Sejarah telah menjelaskan kepada kita tentang apa yang telah menimpa Husein bin Ali bin Abi Thalib RA dalam keingkarannya terhadap Yazid bin Mu’awiyah dan bagaimana beliau meninggal secara syahid dan keluarganya turut dibantai. Juga apa yang menimpa atas diri Ibnu Zubair dan Tsaurah bin al-'Asy'ats. Suatu ketika, Imam Ahmad ditanya tentang Yazid setelah ia menjelaskan perihal kehidupan Yazid kepada putranya, Abdullah. "Mengapa ayah tidak melaknatnya?" Beliau menjawab "Apakah pernah kamu lihat ayahmu melaknat seseorang?".
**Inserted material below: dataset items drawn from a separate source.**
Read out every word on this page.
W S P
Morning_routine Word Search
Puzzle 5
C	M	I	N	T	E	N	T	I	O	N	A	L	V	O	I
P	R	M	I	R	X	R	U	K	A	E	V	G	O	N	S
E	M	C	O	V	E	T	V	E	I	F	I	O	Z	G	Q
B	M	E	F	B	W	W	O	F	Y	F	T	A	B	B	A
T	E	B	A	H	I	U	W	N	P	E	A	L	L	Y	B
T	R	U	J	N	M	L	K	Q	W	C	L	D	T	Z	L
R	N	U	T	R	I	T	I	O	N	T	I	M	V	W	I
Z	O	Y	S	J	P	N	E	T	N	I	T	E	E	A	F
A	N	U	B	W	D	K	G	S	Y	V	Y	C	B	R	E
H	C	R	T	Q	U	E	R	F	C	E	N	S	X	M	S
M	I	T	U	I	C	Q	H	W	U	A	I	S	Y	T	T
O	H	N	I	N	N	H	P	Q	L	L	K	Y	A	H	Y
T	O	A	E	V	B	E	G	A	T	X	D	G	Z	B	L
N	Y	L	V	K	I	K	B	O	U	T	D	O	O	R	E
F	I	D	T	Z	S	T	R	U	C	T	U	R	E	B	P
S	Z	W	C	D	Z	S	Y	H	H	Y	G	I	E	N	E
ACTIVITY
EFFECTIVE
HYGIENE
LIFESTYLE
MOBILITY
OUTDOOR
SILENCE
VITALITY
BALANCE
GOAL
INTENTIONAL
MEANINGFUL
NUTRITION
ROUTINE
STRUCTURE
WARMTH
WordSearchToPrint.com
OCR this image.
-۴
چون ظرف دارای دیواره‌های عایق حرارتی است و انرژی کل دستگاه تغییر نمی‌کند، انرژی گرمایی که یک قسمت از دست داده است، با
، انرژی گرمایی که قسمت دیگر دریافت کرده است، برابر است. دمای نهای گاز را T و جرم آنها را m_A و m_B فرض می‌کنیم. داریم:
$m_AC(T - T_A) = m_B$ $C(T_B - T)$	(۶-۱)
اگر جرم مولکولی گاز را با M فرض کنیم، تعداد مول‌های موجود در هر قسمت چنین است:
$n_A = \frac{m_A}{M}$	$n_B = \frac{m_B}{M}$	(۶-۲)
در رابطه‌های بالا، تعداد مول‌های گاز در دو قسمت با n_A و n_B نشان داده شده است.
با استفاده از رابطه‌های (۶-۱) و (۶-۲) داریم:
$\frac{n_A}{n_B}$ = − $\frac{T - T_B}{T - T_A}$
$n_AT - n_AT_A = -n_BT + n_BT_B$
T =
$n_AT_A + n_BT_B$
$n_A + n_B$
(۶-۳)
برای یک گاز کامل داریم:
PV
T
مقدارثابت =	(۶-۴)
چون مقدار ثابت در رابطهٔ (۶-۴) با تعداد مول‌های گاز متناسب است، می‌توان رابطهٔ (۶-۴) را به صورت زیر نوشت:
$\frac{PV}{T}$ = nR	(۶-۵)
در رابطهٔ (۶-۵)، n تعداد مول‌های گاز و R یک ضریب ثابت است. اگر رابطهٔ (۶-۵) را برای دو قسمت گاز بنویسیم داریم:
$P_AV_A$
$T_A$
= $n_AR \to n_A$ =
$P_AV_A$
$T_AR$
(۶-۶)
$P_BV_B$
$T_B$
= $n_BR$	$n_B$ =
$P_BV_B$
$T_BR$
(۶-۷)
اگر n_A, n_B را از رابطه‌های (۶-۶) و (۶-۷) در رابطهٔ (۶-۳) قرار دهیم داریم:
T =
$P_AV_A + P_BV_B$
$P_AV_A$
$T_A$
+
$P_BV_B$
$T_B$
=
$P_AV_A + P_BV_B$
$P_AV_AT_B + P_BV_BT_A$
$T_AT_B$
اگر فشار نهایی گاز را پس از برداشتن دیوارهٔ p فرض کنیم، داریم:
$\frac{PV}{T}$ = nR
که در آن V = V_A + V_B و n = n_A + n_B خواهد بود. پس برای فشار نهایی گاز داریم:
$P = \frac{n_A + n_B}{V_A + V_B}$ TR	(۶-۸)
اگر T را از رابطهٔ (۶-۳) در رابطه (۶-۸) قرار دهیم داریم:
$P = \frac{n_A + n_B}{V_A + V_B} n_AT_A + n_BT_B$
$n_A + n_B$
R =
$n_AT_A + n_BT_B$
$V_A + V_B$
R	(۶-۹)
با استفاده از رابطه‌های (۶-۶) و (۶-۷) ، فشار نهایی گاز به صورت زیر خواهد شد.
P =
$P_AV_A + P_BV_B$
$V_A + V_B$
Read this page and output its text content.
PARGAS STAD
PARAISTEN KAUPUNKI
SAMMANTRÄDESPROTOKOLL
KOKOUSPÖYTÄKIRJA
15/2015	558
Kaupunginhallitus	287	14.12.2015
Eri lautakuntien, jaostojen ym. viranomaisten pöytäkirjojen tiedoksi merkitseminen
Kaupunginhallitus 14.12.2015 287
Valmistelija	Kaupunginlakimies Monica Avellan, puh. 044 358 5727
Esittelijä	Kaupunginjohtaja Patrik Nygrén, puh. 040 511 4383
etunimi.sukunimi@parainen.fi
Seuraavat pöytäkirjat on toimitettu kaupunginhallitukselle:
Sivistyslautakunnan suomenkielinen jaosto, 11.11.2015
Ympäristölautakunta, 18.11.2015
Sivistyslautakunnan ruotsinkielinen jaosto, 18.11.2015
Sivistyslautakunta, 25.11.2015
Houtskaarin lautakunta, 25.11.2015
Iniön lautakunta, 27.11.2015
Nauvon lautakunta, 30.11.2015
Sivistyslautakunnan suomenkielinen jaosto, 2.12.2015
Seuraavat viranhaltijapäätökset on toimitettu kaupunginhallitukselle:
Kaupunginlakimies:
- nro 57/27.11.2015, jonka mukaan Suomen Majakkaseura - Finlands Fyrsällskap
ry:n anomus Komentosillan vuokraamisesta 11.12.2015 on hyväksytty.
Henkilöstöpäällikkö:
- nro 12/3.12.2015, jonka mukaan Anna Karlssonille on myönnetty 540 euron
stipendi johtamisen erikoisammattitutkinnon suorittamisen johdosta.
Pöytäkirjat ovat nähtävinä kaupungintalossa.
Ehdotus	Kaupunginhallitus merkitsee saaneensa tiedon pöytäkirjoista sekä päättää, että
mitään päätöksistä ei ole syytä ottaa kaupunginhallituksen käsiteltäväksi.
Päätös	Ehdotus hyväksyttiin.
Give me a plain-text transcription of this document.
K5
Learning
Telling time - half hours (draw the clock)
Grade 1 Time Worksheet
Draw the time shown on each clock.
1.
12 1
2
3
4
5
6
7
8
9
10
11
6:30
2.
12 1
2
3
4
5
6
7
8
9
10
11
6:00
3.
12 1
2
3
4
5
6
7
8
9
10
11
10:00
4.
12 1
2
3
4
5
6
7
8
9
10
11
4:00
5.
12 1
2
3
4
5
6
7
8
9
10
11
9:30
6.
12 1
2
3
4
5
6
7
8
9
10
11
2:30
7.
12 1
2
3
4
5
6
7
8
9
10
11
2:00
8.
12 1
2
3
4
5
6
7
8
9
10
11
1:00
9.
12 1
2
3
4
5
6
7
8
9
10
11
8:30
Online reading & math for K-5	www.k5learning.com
Demikian halnya dengan Imam asy-Syafii yang dipersempit geraknya, Imam Malik dipecut, Imam Abu Hanifah dipenjarakan, Imam Ahmad dianiaya. Akan tetapi mereka tidak menunjukkan reaksi negatif dan cara-cara yang emosional. Karena sesungguhnya, fungsi mereka sebagai pelaksana syariat menahan mereka untuk berbuat itu.
Keempat; sebagian umat ini telah mengangkat diri mereka sebagai hakim yang bisa memvonis manusia, bukan sebagai orang yang memperbaiki dan menyeru kebaikan masyarakatnya. Sebagai pemegang risalah dakwah, para nabi telah memberikan keteladanan yang diungkapkan dalam sebuah prinsip; "Aku hanya menghendaki perbaikan semampuku, dan berdakwahlah kepada Tuhanmu dengan hikmah dan nasihat yang baik, debatlah mereka dengan yang lebih baik". Ketika Allah mengutus Nabi Musa AS untuk menyeru Firaun yang mengaku Tuhan, Dia berfirman: "Dan katakanlah kepadanya dengan perkataan yang halus."[4]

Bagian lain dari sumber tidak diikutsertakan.